I’m not comfortable advocating for total and immediate forgiveness and letting things go. Just like I’m also not going to tell you to “just cut them out” automatically, either. The fact is that every situation is different, and every person is different. What might be unbearable to me might be easily overlooked for you. Though I know how much it seems like it would just be easier to have someone to tell you how to do things. No, this is going to have to be your decision. But there are some things I suggest you think about first.
- Do you have the propensity to give too many chances, or to cut things off too quickly?
- Have you identified what your boundary is? (If not, do so.)

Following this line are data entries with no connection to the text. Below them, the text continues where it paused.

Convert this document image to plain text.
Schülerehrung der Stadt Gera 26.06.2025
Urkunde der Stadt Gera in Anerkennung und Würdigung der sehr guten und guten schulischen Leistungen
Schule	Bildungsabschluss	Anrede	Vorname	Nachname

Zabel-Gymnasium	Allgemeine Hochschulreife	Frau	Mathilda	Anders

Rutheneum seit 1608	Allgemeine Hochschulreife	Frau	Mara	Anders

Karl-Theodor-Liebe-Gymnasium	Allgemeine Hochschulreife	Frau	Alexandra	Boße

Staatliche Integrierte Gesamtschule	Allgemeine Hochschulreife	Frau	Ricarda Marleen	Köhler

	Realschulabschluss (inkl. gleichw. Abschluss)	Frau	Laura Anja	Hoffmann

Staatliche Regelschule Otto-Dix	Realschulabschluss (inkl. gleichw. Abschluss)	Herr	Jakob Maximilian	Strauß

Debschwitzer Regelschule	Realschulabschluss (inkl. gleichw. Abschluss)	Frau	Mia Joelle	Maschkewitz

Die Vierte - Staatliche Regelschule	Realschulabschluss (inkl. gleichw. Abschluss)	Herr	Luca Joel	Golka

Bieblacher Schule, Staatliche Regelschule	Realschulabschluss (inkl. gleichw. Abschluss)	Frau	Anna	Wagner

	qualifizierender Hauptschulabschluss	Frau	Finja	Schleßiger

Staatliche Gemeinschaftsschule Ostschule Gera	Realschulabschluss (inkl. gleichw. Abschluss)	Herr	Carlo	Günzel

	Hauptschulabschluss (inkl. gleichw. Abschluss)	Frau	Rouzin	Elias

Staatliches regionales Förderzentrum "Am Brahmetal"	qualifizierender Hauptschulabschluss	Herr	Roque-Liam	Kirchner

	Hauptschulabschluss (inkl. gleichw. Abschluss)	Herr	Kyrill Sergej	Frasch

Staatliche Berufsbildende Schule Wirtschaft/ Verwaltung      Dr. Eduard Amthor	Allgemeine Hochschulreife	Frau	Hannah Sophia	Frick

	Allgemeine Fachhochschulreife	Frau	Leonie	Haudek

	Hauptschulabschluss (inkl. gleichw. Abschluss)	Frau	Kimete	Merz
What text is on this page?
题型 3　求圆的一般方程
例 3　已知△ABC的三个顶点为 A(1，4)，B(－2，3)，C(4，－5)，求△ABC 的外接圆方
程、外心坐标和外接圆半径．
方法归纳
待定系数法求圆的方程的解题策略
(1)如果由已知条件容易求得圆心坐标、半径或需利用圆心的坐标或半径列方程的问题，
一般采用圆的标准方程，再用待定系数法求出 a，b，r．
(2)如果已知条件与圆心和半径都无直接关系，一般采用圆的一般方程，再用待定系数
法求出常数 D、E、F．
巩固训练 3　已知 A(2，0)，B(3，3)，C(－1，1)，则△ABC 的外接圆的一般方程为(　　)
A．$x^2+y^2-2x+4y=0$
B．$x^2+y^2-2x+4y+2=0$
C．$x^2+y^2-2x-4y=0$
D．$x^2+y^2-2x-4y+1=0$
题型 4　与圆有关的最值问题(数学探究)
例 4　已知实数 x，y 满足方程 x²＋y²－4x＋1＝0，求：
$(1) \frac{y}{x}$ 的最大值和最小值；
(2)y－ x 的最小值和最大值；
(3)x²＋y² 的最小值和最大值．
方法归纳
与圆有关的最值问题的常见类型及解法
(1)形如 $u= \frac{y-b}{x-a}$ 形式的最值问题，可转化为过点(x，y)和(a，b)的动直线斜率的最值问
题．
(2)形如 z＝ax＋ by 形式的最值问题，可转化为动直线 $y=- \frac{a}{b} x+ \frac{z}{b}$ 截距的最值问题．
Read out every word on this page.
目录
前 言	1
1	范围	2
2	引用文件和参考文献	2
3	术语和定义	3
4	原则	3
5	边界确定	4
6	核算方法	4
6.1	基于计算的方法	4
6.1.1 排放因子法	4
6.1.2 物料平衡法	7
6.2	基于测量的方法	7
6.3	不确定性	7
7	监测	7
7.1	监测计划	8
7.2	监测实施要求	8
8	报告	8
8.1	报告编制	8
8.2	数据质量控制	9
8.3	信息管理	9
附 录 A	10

- Have you communicated your perspective to the person clearly already?
- Does the person show a pattern of disrespect towards you or to others in this area?
- Do you really want to cut them out fully or would distancing yourself do the trick?
With these things in mind, you will be on your way to making an informed decision that’s best for you. There is no one size fits all solution, and often, neither of the extremes will suit the situation anyway.
Don’t be afraid to get creative when it comes to finding a situation that will work for your life, even if it’s not what some random person on the internet would suggest. Instead, try to find a healthy solution that fosters genuine connections and personal growth. Remember that going no contact with someone who was once a big part of your life can be stressful or exhausting, but that sometimes it’s the right thing do, for you and even for them. Remember that you have a right to decide who is in your life, and to what degree you hold them close. And remember that this is your choice. That only you can decide what’s right for yourself. And that you have the ability to do so, when you set your mind to it.